Dorestad, située sur l’une des têtes du delta du Rhin à proximité d’un fort romain, sans doute le Levefanum de la Table de Peutinger, à l’endroit précis où le cours principal du fleuve prenait la direction du Nord (donc de la Scandinavie) et où le Lek prenait la direction de l’Ouest (donc de la Grande-Bretagne). Comme celui de Quentovic, son nom n’apparaît dans les textes qu’à la fin du VIIe siècle, mais il figure sur des monnaies frappées par les monétaires Madelinus et Rimoaldus dès les environs de 630-640. Si l’origine du port fut sûrement frisonne, il allait se développer considérablement à partir du tournant du VIIe et du VIIIe siècle, quand le site tomberait avec l’ensemble de la Frise rhénane au pouvoir des Francs, précisément des Pippinides : alors, doté d’un grand complexe portuaire révélé par la fouille, consistant en un gigantesque système d’appontement déployé le long de la rive du Rhin, il deviendrait la principale plaque-tournante des échanges entre la Rhénanie, l’Angleterre orientale et la Scandinavie. Sa réputation deviendrait telle au IXe siècle que Dorestad serait qualifié par les sources de vicus famosus, voire de vicus nominatissimus10.
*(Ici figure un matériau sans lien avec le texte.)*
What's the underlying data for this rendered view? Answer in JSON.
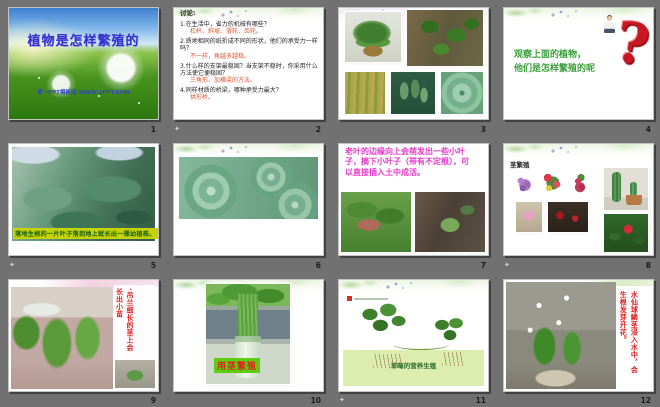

Lundenwich, faubourg de Londres ainsi rebaptisé par les sources du VIIIe siècle qui s’inspiraient de la nouvelle mode toponymique, et qui, si l’on en croit les nombreuses découvertes faites durant ces trente dernières années, paraît s’être situé dans le secteur situé entre la Tamise et le Strand, soit entre l’antique cité et le bourg développé un peu plus tard autour de l’abbaye de Westminster11.
Ipswich, sur la côte sud du Suffolk, qui a, comme Dorestad, fait l’objet de fouilles systématiques, qui ont révélé un site occupé dès le début du VIIe siècle, et riche d’une très importante quantité de céramiques, pour beaucoup originaires de l’East-Anglia toute proche, mais aussi de la Rhénanie, du bassin mosan et de la Flandre12.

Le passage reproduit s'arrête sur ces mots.